J'ai essayer de me couper avec mon couteau, et ça m'a soulagé pendant un temps. Mais très vite, c'est encore devenu insuffisant. J'avais besoin de plus.

Je passais mon temps à éviter Shinra. Je ne sais pas ce que tu lui as dit, mais il s'est mit dans la tête que je n'allais pas bien.

Quand je te croisais dans Ikebukuro, tu ne me disais plus rien. Tu te contentais de me regarder avec pitié et inquiétude.

Je vomissais dès que je rentrais chez moi.

Je ne savais plus quoi faire, j'avais cette sensation étrange et désagréable, et je n'arrivais pas à m'en débarrasser. Chaque fois que je me faisais mal, j'avais besoin de recommencer plus fort la fois d'après.

Un matin, je me suis réveillé à l'hôpital. Apparemment j'étais tombé dans les pommes, et je ne m'étais pas réveillé. C'était Namie qui avait appelé une ambulance.

Je me suis enfui à la nuit tombée.

J'ai erré longtemps, je ne savais pas quoi faire. Il faisait frais, mais j'aimais ça. Je suis monté sur le toit d'un immeuble, au hasard.

Je me suis demandé si cela me soulagerais enfin, de sauter.

Je suis resté des heures assis les pieds dans le vide, un sourire étrange aux lèvres. J'ai eu l'impression que cela faisait des années que je n'avais pas arrêté de sourire. Même quand j'étais seul, je continuais de faire ça.

Je pense que j'avais fini par m'endormir, car quand j'ai ouvert les yeux, il faisait encore nuit, et tu étais là, à me regarder. Tu étais debout, penché sur moi, alors que mes pieds se trouvaient toujours dans le vide. Je ne sais pas vraiment pourquoi mais à cet instant j'ai éclaté de rire. J'ai rigolé. Longtemps. J'avais l'impression d'être fou.

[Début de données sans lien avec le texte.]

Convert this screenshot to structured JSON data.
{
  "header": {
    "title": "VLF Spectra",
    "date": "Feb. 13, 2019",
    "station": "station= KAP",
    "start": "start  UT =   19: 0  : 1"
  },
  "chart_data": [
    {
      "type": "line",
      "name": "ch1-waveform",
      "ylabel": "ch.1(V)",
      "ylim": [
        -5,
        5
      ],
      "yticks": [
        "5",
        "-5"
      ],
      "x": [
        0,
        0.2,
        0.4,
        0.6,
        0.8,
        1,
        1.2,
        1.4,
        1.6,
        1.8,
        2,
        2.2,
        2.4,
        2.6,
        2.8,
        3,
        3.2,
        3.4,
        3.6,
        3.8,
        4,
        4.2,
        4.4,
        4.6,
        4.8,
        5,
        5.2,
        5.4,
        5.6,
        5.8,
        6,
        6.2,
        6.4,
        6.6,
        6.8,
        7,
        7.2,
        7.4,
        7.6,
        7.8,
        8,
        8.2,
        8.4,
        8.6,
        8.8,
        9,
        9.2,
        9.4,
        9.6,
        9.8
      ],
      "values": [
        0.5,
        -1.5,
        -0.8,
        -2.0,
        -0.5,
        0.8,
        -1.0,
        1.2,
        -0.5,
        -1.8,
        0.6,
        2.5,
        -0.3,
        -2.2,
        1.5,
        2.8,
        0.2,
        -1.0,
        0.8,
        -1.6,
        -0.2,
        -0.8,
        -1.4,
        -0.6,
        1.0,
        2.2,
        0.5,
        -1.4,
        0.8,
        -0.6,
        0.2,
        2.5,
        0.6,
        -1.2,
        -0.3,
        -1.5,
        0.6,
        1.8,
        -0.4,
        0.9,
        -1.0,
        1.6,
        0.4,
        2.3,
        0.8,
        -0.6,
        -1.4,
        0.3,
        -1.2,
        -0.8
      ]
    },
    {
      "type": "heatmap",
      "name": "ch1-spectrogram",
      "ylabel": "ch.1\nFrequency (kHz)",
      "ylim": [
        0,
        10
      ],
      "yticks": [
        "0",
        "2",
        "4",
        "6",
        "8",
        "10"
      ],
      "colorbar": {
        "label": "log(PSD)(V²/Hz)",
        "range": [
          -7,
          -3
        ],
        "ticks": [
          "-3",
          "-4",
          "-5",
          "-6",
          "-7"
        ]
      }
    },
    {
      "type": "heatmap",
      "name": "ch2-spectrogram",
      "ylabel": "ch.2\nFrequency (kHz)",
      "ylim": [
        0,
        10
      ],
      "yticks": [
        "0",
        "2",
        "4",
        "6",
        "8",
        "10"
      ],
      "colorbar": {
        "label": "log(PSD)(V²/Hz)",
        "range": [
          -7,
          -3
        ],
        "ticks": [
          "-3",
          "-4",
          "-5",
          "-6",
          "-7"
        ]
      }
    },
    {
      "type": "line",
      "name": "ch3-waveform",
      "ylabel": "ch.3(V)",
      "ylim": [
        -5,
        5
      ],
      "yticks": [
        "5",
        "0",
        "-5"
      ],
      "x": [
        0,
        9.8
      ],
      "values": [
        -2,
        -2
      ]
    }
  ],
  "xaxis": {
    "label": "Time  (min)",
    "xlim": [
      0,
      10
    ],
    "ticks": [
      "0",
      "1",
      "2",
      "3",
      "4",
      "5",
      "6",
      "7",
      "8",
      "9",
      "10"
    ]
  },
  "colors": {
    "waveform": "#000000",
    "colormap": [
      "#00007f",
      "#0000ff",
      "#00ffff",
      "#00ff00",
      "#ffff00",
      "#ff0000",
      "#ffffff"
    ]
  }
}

Mais peut-être était-ce le cas ? Et cela m'a fait rigoler encore plus.

Et toi tu continuais à me regarder, comme si j'avais bel et bien perdu la tête.

« - Suis-je fou, Shizu-chan ? »

Tu m'avais regardé dans les yeux, les sourcils froncés, puis tu avais déclaré en sortant une cigarette de ton paquet :

« - Peut-être bien, mais je dois l'être tout autant que toi. Quel homme saint d'esprit tomberait amoureux d'un fou ? »

J'ai rigolé encore plus fort avant de te sauter dessus. Tu ne m'as pas repoussé, et tu as fais ce que j'attendais de toi. Tu m'as blessé. Tu m'as fais me sentir bien. Tu m'as fait comprendre que toute la douleur que j'ai pu me faire moi même n'égalerais jamais ce que je ressentais quand j'étais avec toi.

Alors oui, notre relation n'était toujours qu'une pure et vaste blague, mais une chose avait changé.

Tu m'aimais, et quelque part, je t'aimais aussi.